Women in health care are looking out for us, but who’s looking out for them?
A new initiative by Women in Global Health, an international gender equality advocacy group, is warning of a “shadow pandemic” among women, prompted by lockdown measures and a lack of resources amid the coronavirus outbreak.
The crisis is especially acute for women in the clinical care setting, where women make up seven in 10 of the workforce.
“Women are exhausted and planning to leave the profession,” said the organization’s executive director Dr. Roopa Dhatt in a statement, according to a report in the Independent. “Health workers in around 90 countries have gone on strike. This is the point — a break in history — to turn this around. This is not a women’s issue, it is a global health security issue,” she said.
Compared to men, women have lost more jobs, taken on more unpaid work, experienced more gaps in their personal needs, such as reproductive health services, cancer screenings and education and suffered an increase in domestic violence, to name just a few recent setbacks.
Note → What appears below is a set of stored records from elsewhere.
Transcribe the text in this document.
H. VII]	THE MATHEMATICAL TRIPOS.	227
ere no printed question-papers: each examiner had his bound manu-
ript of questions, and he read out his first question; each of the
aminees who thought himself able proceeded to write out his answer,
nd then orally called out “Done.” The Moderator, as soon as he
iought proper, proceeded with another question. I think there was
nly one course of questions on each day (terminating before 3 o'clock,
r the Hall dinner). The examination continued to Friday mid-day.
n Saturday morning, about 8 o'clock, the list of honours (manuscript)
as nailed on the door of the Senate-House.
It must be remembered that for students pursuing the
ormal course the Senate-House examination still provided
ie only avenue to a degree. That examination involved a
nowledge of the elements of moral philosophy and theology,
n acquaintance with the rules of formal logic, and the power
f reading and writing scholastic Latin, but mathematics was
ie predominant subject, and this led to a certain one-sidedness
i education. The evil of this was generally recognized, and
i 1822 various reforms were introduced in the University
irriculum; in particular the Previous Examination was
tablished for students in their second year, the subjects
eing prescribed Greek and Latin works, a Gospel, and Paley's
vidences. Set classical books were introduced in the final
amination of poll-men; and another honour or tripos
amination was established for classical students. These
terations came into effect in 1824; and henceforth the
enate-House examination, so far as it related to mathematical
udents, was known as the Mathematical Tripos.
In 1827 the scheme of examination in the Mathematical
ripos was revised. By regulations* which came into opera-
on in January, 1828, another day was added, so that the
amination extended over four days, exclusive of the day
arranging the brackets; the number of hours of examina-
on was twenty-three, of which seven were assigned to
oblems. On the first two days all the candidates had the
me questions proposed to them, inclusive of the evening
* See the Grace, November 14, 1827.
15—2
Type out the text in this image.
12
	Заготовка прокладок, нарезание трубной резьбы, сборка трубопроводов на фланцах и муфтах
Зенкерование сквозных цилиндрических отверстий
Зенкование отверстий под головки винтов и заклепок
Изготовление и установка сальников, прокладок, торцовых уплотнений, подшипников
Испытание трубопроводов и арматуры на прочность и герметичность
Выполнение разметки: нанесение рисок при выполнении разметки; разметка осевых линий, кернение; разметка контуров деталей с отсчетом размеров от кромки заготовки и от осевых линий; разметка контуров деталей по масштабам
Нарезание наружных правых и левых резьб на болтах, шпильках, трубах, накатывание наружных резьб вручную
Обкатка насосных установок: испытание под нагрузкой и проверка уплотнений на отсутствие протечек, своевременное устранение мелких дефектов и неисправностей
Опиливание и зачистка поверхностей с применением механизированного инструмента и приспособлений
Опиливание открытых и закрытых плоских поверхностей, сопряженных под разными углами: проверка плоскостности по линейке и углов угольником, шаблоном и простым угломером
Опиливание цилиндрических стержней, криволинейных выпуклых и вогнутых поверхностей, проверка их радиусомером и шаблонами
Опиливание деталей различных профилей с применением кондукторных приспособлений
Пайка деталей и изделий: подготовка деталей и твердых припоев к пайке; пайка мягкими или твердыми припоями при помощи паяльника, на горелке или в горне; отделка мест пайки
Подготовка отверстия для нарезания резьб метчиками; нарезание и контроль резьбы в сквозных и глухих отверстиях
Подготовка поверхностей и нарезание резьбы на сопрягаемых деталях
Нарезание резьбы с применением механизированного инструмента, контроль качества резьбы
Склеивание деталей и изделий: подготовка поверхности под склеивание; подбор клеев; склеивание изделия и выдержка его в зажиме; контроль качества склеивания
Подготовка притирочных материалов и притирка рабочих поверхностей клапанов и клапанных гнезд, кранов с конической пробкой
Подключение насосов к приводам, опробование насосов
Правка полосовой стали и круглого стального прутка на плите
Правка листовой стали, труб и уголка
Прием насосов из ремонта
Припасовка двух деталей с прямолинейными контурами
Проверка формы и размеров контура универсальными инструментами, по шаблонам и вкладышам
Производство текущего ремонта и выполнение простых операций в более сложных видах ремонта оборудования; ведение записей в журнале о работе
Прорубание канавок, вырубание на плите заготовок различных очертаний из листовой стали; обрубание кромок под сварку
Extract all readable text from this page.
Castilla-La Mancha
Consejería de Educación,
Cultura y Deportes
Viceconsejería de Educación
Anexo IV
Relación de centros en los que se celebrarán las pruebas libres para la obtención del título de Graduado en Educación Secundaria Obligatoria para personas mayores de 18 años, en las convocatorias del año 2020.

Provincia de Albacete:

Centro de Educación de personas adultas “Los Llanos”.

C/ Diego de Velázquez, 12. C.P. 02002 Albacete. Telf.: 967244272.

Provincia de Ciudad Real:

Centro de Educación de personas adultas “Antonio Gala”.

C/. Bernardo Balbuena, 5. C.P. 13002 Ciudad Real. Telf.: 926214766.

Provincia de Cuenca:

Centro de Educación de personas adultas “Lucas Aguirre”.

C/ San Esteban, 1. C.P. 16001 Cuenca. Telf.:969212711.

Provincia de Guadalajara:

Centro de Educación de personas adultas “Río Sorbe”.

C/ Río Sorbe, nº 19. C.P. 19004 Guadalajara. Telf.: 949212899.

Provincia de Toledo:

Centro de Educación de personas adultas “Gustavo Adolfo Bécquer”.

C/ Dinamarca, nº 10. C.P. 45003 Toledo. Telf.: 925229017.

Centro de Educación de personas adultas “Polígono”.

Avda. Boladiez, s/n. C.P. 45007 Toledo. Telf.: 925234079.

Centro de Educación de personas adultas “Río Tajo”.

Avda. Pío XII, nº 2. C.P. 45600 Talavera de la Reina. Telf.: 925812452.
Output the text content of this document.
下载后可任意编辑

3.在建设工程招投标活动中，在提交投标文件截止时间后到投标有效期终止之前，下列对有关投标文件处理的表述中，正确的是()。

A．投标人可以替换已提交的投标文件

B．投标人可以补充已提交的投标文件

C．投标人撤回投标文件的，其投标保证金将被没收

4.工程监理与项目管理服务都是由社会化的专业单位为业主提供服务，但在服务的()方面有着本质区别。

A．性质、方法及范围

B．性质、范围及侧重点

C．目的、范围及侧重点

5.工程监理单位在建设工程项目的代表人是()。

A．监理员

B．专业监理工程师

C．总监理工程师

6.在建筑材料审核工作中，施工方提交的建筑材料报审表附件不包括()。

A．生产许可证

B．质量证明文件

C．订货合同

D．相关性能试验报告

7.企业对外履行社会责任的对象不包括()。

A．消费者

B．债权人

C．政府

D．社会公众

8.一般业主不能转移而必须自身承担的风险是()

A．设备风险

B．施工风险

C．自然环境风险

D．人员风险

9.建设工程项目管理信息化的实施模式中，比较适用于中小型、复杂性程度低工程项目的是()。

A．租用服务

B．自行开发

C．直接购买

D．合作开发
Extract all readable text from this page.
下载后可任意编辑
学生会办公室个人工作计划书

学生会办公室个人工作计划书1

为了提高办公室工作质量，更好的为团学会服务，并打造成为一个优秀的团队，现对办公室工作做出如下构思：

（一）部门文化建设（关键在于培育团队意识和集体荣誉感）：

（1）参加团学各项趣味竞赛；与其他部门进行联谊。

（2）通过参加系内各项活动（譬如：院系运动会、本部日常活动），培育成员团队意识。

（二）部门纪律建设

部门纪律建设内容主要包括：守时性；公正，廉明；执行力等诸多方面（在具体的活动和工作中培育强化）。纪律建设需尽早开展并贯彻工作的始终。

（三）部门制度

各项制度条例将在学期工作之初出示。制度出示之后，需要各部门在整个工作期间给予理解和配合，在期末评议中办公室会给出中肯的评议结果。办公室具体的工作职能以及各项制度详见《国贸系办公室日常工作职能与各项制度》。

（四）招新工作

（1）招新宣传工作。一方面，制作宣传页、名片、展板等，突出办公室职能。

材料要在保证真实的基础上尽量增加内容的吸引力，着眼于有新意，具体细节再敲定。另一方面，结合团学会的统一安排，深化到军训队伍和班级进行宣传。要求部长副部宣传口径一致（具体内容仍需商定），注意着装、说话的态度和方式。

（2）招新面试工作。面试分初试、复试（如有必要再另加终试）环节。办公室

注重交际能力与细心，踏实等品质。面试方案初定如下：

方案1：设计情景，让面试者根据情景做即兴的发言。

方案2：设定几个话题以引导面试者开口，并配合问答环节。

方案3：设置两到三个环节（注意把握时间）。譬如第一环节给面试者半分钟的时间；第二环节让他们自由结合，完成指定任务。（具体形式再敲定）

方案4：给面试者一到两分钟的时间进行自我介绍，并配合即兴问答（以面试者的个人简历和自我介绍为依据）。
In an open letter published in the British Medical Journal blog ahead of the G7 summit held in June, Women in Global health urged industry leaders to invest in women in health care, who make up 70% of the workforce and 90% of the share of nurses, yet are “clustered into lower paid and lower status roles.” With little power to change their working environments, women are harassed and discriminated against at higher rates by both male colleagues and their patients, the authors said.
In the health care setting, working women earn an average of 28% less than overall, and represent only about 25% of the industry’s leadership, according to new research released by Women in Global Health. At the same time, sexual harassment is considered a “major problem for women health and social care workers, but rarely recorded or sanctioned,” according to the group, who found that just 37% of countries have an official protocol when it comes to preventing and reporting attacks on health care workers.
The fact that women play such an outsized role in medicine and care work has also put women at a particularly high probability of contracting the coronavirus. As of January, 1.2 million health care workers were infected with COVID-19, their research shows.
“Health systems and health security will be stronger when the women who deliver health and care have an equal say in the design of national health plans, policies and systems,” the group urged.
Dhatt also added that women are fed up with the status quo: “The world cannot expect women to go back to business and inequality as usual post-pandemic.”